What an ink job Janson provides, too.  While he and Walt Simonson outdid themselves on innovative lighting effects in Close Encounters, here he and colorist Marie Severin use color holds to reproduce Douglas Trumbull's lightning balls and wormholes.  This kind of stuff is easy to do these days with digital inking and coloring.  It's nothing to isolate an element and change the color channels to whatever you want.  But when Janson and Severin tackled Star Trek, they had to rely on acetate or vellum overlays.  It must have been a tedious, time-consuming process because they use one or more on practically every page.  The results are nothing less than astounding.


For all its pacing flaws, the film is effective at making space seem like an infinite frontier full of dangers.  It's not just that there are Klingons and V'Gers out there ready to zap unfortunate astronauts and Starfleet personnel.  Space itself is dark and perilous.  For one thing, the ships have to provide their own exterior lighting.  None of that Star Wars stuff where everything in space is brightly lit no matter how far away it is from an actual light source.  To the human mind, space appears largely empty, dark and vast.  Even the vaunted technology its space explorers count on for survival turns on them.  The transporter goes awry in a shocking incident and, later, the warp drive throws the ship into what the characters call a “wormhole.”  Contending with these, the Enterprise crew truly seems to be going boldly.  This isn't sailing along to some cute world where you find 1920s gangsters or the White Rabbit out of Lewis Carroll.  You could end up a data stream in a godlike machine's memory banks or transformed into a robotic copy of yourself with a lighted jewel embedded in your throat.  Or merge with the overmind into a stream of light.  Wolfman’s script reproduces each of these episodes faithfully and Cockrum, Janson and Severin provide some spectacular visuals to match them, with all the production design details faithfully reproduced.  Ultimately, this is an extremely accurate recreation of the film's look and mood, minus its shambolic tendencies.

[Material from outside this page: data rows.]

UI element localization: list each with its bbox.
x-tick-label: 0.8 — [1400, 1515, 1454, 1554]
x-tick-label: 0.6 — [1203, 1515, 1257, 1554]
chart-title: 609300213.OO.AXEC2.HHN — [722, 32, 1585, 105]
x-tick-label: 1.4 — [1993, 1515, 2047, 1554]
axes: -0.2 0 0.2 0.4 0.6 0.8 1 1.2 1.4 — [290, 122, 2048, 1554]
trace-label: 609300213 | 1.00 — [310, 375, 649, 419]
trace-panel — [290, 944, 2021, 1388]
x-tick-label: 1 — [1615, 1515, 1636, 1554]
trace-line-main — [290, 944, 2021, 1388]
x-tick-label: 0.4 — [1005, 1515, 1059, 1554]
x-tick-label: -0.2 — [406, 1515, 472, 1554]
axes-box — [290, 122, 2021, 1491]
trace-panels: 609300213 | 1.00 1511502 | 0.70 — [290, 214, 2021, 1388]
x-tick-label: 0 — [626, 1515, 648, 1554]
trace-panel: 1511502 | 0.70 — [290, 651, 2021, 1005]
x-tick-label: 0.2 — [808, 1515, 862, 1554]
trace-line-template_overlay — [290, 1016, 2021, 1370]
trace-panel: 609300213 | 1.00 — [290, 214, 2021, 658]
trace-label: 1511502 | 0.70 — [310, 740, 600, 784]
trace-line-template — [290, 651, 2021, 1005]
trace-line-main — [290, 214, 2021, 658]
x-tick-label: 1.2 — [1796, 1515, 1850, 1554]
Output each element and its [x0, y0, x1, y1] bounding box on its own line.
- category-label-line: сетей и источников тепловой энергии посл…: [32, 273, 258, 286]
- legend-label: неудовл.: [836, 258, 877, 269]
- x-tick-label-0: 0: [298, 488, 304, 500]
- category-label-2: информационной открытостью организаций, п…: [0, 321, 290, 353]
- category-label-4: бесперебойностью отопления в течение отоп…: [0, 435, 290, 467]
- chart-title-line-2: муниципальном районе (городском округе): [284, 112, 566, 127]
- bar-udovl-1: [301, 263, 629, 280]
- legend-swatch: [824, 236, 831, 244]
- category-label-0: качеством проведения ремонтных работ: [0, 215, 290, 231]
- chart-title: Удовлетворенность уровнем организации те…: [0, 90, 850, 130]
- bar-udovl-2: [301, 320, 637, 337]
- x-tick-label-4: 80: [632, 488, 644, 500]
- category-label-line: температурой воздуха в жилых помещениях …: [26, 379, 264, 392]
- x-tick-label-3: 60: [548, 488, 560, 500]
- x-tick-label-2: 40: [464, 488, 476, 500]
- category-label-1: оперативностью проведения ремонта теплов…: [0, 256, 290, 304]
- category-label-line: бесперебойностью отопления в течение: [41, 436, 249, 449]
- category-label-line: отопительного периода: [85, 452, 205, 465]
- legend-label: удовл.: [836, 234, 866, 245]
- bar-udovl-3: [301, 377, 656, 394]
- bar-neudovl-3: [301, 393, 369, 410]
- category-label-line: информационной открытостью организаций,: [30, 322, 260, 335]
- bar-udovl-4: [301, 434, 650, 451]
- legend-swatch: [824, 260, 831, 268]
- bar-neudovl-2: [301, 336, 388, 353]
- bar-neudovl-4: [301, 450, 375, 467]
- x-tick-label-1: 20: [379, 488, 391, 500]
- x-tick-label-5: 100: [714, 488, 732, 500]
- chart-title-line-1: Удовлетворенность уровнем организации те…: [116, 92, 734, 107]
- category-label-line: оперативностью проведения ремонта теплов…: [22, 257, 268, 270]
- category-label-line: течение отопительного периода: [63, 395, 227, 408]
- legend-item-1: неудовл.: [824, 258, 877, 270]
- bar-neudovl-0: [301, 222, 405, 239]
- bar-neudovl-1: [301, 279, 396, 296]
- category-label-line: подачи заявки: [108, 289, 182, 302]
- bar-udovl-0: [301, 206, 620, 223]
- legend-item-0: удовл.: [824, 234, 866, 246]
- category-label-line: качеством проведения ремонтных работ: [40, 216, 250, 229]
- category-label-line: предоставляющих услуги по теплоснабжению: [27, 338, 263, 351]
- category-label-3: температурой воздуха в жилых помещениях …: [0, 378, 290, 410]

The story also appeared in three monthly issues (Star Wars, a much shorter but action-oriented film, ran in four, which is further evidence of how Trek should have been pared down a bit) which led to a short-lived Marvel Star Trek comic.  I never read a single issue of that.  After all this time, I'm not sure why, especially considering how much I enjoyed this one.  Maybe it was enough for me Wolfman, Cockrum, Janson and Severin had already provided fabulous glimpse of what a Star Trek comic could be, one-upping its cinematic source material.  Too bad they didn't get a chance to take on Khan.


Looks like I forgot to talk about the Bob Larkin fully-painted cover.  That's just as well.  I'd have written a paragraph consisting only of superlatives.  I look at it kind of like Kirk, McCoy, Decker, Ilia and the rest gaze at Laser Floyd.